As an operation this once again demonstrates the SDSR vision of the British Armed Forces operating in a range of interventionary roles. Very, very few countries would have been able to provide this sort of strategic effect, and means that the UK has a real asset that can be brought into play. Its all very well having tens of thousands of tanks and infantry, but if you cant move them, then you can’t employ them to best effect. The reality is that NATO has failed to provide a strategic airlift capability here, and that the only NATO member in Europe operating C17s has had to support the operation. What does this mean? Well on the one hand it means that the UK has gained a certain level of planning influence within other NATO capitals – after all, any other nation considering similar actions would be equally reliant on the UK to provide C17 support. This means engaging with the UK, listening to its views and accepting that access to its strategic airlift may come at a diplomatic cost. In real terms, the UK may well have gained some wastaa with the French which can be employed at a different time as a result of this support.
It also demonstrates the importance of the renewed links between UK and France which have come about in the last few years. It is unlikely such an operation could have occurred easily without planning and co-ordination, and this is a good test of a relationship where two similarly capable powers are required to work together.
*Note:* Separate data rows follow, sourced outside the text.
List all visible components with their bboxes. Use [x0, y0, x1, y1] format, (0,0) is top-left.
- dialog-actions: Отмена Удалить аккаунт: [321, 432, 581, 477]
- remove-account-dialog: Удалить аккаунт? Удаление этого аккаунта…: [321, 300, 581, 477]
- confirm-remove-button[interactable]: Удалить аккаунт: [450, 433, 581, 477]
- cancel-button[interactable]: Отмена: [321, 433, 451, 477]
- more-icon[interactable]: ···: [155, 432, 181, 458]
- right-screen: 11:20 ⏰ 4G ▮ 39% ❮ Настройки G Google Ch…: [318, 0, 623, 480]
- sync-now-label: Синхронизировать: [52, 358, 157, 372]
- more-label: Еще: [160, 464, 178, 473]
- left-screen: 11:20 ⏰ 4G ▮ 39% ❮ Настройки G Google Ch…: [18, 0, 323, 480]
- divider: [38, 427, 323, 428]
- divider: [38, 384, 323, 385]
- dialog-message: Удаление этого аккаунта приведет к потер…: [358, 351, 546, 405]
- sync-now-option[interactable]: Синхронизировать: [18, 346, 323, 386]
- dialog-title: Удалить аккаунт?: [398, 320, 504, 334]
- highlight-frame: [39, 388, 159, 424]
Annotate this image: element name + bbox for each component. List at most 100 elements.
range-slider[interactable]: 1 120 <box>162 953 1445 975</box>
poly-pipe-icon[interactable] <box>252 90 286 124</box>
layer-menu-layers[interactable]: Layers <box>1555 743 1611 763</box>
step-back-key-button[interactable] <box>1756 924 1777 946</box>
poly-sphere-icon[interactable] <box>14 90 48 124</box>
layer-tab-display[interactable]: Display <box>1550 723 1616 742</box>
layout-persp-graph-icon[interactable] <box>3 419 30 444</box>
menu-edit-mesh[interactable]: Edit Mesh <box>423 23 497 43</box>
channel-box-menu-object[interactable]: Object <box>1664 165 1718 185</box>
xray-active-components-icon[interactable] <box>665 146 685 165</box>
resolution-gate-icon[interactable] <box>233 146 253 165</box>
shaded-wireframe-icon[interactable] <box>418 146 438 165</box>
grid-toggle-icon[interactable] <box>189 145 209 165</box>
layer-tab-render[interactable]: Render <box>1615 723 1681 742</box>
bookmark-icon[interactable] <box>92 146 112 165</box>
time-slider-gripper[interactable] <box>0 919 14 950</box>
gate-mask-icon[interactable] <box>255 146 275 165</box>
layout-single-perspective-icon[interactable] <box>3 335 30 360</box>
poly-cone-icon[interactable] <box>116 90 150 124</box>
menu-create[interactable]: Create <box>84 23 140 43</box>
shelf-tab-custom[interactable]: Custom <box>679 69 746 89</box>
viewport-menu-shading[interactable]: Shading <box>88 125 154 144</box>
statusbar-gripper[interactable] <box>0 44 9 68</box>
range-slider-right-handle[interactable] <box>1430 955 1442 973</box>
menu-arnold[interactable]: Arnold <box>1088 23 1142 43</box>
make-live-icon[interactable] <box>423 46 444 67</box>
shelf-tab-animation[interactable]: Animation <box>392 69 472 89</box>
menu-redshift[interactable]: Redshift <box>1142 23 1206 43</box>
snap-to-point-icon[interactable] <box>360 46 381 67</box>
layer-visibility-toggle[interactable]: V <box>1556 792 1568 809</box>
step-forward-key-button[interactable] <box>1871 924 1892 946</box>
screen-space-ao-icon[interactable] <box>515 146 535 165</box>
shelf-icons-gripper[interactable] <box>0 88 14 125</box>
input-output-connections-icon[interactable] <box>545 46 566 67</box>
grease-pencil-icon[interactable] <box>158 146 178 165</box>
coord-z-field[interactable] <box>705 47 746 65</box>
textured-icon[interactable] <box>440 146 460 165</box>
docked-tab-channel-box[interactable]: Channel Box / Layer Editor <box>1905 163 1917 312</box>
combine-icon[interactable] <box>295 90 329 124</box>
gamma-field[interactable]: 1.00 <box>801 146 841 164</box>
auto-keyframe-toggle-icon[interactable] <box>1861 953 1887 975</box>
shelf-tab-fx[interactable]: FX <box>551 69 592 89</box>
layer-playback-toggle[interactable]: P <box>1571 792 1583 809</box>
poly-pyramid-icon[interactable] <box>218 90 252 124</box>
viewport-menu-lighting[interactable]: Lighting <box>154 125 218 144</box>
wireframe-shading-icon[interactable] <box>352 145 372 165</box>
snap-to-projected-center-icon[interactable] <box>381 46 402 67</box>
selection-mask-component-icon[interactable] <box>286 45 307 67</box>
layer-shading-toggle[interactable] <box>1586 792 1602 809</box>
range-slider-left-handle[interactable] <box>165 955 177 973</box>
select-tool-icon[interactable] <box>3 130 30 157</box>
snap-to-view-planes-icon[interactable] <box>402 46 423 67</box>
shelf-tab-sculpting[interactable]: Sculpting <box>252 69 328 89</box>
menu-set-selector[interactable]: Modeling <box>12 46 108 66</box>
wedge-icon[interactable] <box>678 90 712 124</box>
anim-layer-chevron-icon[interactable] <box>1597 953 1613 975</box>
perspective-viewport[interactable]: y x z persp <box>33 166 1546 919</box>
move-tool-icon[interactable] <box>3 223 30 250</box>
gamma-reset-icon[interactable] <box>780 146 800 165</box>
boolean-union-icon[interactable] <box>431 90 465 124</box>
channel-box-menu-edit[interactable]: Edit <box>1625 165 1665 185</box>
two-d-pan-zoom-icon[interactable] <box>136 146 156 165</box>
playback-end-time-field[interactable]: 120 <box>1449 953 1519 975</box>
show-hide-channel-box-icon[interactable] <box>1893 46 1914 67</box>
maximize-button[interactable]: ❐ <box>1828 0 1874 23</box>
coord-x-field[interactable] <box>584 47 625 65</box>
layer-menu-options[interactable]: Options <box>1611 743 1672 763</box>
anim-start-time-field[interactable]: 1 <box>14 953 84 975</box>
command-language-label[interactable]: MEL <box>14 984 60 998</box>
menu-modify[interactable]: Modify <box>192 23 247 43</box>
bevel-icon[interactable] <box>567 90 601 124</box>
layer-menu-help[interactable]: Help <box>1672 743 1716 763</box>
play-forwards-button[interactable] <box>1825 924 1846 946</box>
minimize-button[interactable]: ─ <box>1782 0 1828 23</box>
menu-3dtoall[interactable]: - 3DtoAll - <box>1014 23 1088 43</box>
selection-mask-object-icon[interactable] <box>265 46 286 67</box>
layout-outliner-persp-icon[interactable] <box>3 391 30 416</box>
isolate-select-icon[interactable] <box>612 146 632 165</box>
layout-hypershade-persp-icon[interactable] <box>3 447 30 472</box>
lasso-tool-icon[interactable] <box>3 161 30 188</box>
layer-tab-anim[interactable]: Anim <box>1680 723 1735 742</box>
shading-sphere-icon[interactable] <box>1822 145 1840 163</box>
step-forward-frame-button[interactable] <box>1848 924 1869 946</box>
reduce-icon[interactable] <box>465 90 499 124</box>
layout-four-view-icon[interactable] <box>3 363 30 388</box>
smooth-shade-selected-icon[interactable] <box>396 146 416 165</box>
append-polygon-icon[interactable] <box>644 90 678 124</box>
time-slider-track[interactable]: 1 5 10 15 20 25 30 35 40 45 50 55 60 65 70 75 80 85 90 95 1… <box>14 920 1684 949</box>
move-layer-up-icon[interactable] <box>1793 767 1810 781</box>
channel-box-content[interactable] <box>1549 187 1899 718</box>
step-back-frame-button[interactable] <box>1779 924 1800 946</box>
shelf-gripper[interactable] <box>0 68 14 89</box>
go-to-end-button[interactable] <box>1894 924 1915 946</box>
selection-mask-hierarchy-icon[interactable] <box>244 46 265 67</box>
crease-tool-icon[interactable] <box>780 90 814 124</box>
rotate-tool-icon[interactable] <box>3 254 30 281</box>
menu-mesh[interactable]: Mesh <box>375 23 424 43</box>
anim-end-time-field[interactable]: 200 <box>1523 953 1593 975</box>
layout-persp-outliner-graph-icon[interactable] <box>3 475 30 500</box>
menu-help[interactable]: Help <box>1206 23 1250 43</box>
Finally this is likely to have an interesting effect on the French ‘shopping list’. It remains to be seen whether any Urgent Operational Requirements (UORS) can be identified from this affair. What will almost certainly not be publicly discussed, but which could happen is that the operation will identify shortcomings across a range of capabilities and force enhancements to increase both Mirage, Rafale and Army capabilities. Most pressingly the French may look at their requirement to replace the KC135 and perhaps realise that close co-operation with the UK may have its advantages. The idea that purchasing an A330 fleet, very similar to the UK one, may have real advantages in terms of economies of scale for support, training and the ability to sure identical platforms to load and move equipment in a hurry in future. This operation could perhaps well help herald a closer step forward in UK/French co-operation.
Whatever happens, these operations come at a cost, and as President Hollande has sadly realised, the human cost is too high when even one soldier is killed. One must hope that there are no other casualties after the reported loss of a helicopter the other day.
The outcome of the operation will be interesting to see in due course – in many ways a classic ‘intervention’ as beloved of authors of Strategic Defence Reviews across the globe since the 1990s, it will be interesting to compare to Sierra Leone, both in its short term effect, but also the long term implications of whether a substantial military involvement helps resolve a problem prior to a UN force arriving in numbers, and what impact this has on the stability and interests of Mali in the long term.